Feb 3, 2011 Chicago-Sun Times
Kinji Sugano (Poston camp 1) was shy and quiet, the type of guy who might drift into a room and drift out again without people taking any notice. It was their loss.
For family and friends, he would and could do anything, whether it was repairing a refrigerator, refurbishing an old chest, fixing a leaky pipe or providing chauffeur service.
“I remember when I was in high school I asked my dad if he could take me and my friends to a concert in South Bend,” said daughter Edna Sugano. “Well, we got there when the parking lot gate opened, around noon, and he waited until the concert was over at 10:30. I don’t know what he did in the car for all that time, but he was right there when we came out.”
Daughter Doris Derbick recalls the time when she and her friends were stranded in suburban Olympia Fields after a cheerleading event. He drove down from the North Side in his Pontiac Catalina and “12 or 14 of us crammed into the car,” she said, adding, “This was before the seat-belt law.”
He asked the girls where they lived and drove each of them home. This was done, as with most things he did, without complaint.
Mr. Sugano died Jan. 22 of complications following surgery. He was 76.
Mr. Sugano worked 33 years as a repairman for White-Westinghouse (later Frigidaire). “He was proud that he worked for such a big company,” said his wife, Kimie.
A secure job gave Mr. Sugano the stability that always had seemed to elude him.
“He had a rough life,” said Roy Akune, his brother-in-law.
When Mr. Sugano was 8 years old, his family — and all Japanese Americans living on the West Coast — were sent to internment camps after war broke out in 1941. The family was separated, with Mr. Sugano, his mother and two brothers and sister, going to (Poston camp I) Arizona and later Texas. Mr. Sugano’s father, however, was initially sent to Tule Lake, Calif., a camp reserved for those the U.S. government deemed disloyal.
After the war, Mr. Sugano’s father took the family to Japan, a country that young Kinji had never seen. Then 12, he was put into the fifth grade even though he could neither read nor write Japanese. He was bullied by classmates because he was illiterate and because he was an American.
The postwar years in Japan were harsh, with the economy in ruins and food scarce.

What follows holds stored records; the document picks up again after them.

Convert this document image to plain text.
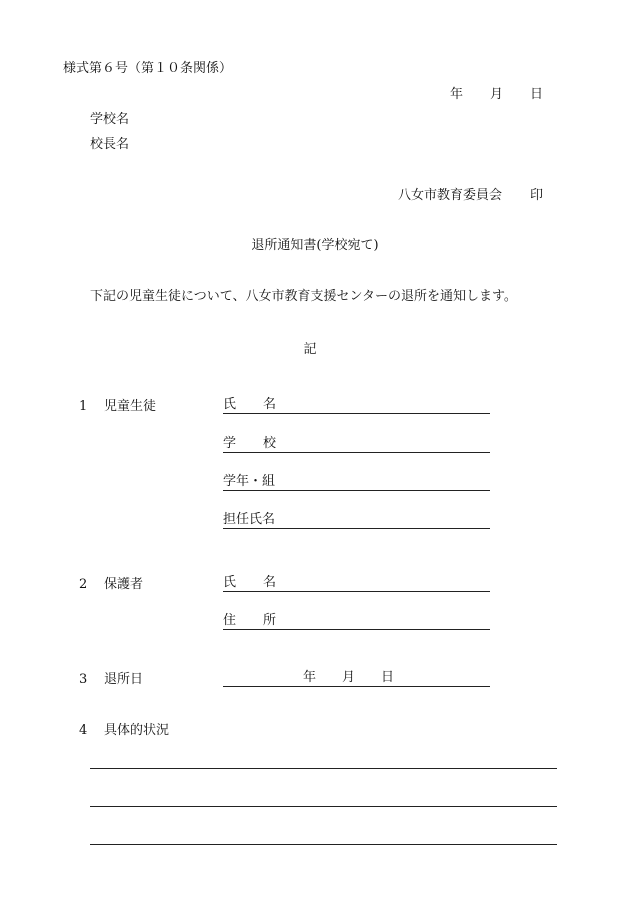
様式第６号（第１０条関係）
年 月 日
学校名
校長名
八女市教育委員会 印
退所通知書(学校宛て)
下記の児童生徒について、八女市教育支援センターの退所を通知します。
記
1 児童生徒	氏 名
学 校
学年・組
担任氏名
2 保護者	氏 名
住 所
3 退所日	年 月 日
4 具体的状況
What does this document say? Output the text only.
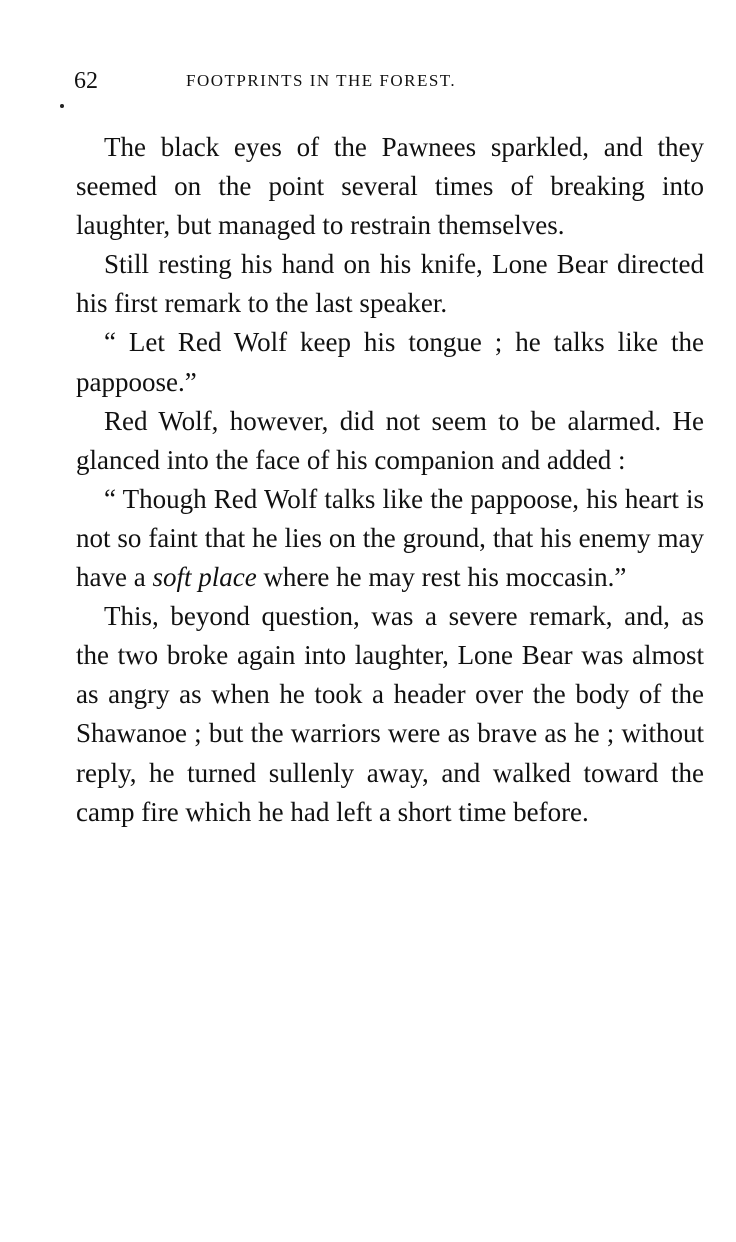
62	FOOTPRINTS IN THE FOREST.

The black eyes of the Pawnees sparkled, and they seemed on the point several times of breaking into laughter, but managed to restrain themselves.

Still resting his hand on his knife, Lone Bear directed his first remark to the last speaker.

“ Let Red Wolf keep his tongue ; he talks like the pappoose.”

Red Wolf, however, did not seem to be alarmed. He glanced into the face of his companion and added :

“ Though Red Wolf talks like the pappoose, his heart is not so faint that he lies on the ground, that his enemy may have a soft place where he may rest his moccasin.”

This, beyond question, was a severe remark, and, as the two broke again into laughter, Lone Bear was almost as angry as when he took a header over the body of the Shawanoe ; but the warriors were as brave as he ; without reply, he turned sullenly away, and walked toward the camp fire which he had left a short time before.
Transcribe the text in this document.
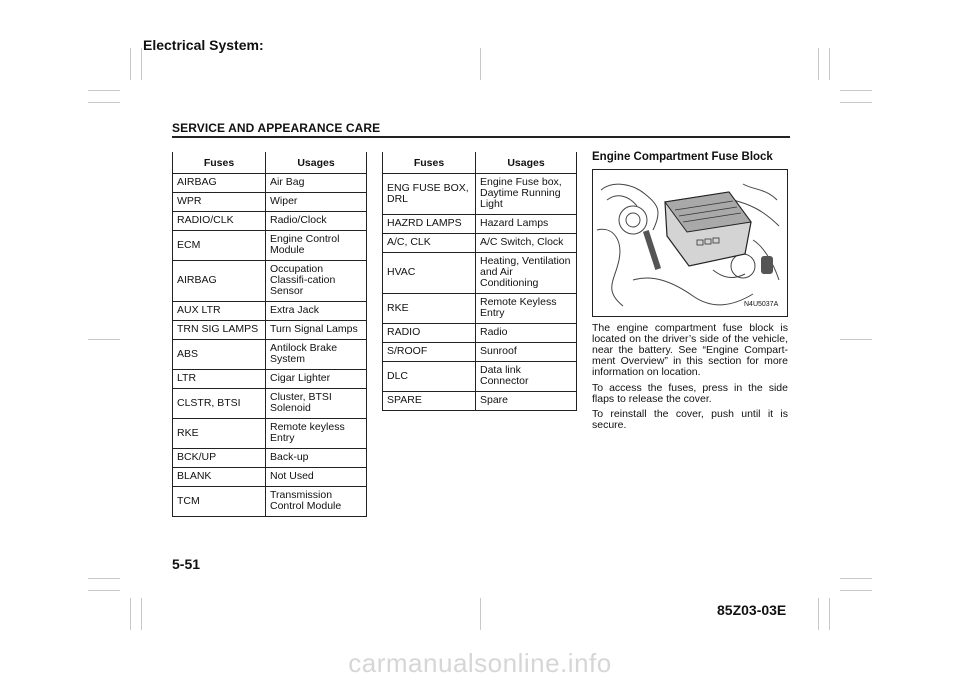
Electrical System:
SERVICE AND APPEARANCE CARE
Fuses	Usages
AIRBAG	Air Bag
WPR	Wiper
RADIO/CLK	Radio/Clock
ECM	Engine Control Module
AIRBAG	Occupation Classifi-cation Sensor
AUX LTR	Extra Jack
TRN SIG LAMPS	Turn Signal Lamps
ABS	Antilock Brake System
LTR	Cigar Lighter
CLSTR, BTSI	Cluster, BTSI Solenoid
RKE	Remote keyless Entry
BCK/UP	Back-up
BLANK	Not Used
TCM	Transmission Control Module
Fuses	Usages
ENG FUSE BOX, DRL	Engine Fuse box, Daytime Running Light
HAZRD LAMPS	Hazard Lamps
A/C, CLK	A/C Switch, Clock
HVAC	Heating, Ventilation and Air Conditioning
RKE	Remote Keyless Entry
RADIO	Radio
S/ROOF	Sunroof
DLC	Data link Connector
SPARE	Spare
Engine Compartment Fuse Block
N4U5037A

The engine compartment fuse block is located on the driver’s side of the vehicle, near the battery. See “Engine Compart-ment Overview” in this section for more information on location.

To access the fuses, press in the side flaps to release the cover.

To reinstall the cover, push until it is secure.

5-51
85Z03-03E
carmanualsonline.info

Later, Mr. Sugano was sent to Tokyo to live with relatives.
In the early 1950s, Mr. Sugano returned to America. For a while he worked as a farmhand. “The lady was really mean,” Akune said. “She would only feed him squash. Kinji came to hate squash.”
Eventually Mr. Sugano made his way to Chicago and was drafted into the Army, spending 1957-59 in Korea at the DMZ. Back home again, he took a course in air conditioning and refrigeration maintenance. It proved a wise decision. He was never out of work and there were occasional perks.
“He came home one day and said he fixed the refrigerator at Ernie Banks’ house,” his wife said. Mr. Sugano also got Banks’ autograph.
Mr. Sugano loved sports, especially the Cubs and Bears. But he was also an athlete. A picture taken at the internment camp shows a shoeless 11-year-old dressed in a baseball uniform, his bat poised to take a healthy swing. Later, he would take up golf and win his share of tournaments.
Mr. Sugano spent his retirement doing favors for family and friends — and indulging his grandchildren. His daughter Edna said her father took 4-year-old granddaughter Mika to an arts and crafts store to buy some little items to decorate an ornament.
“She came home with 14-carat gold beads,” Edna said. “They cost $150.”
But the grandchildren were content just sitting on the couch with him, laughing and joking and watching “SpongeBob: SquarePants.”
“He was so clever and the most patient man you would ever hope to meet,” Doris said.
Other survivors include sister Sumire (Sugano) Maruta; brother Katsushi Sugano; son-in-law James Derbick; granddaughters Jamie, Megan and Julia Derbick, and sister-in-law Yoshiko Sugano.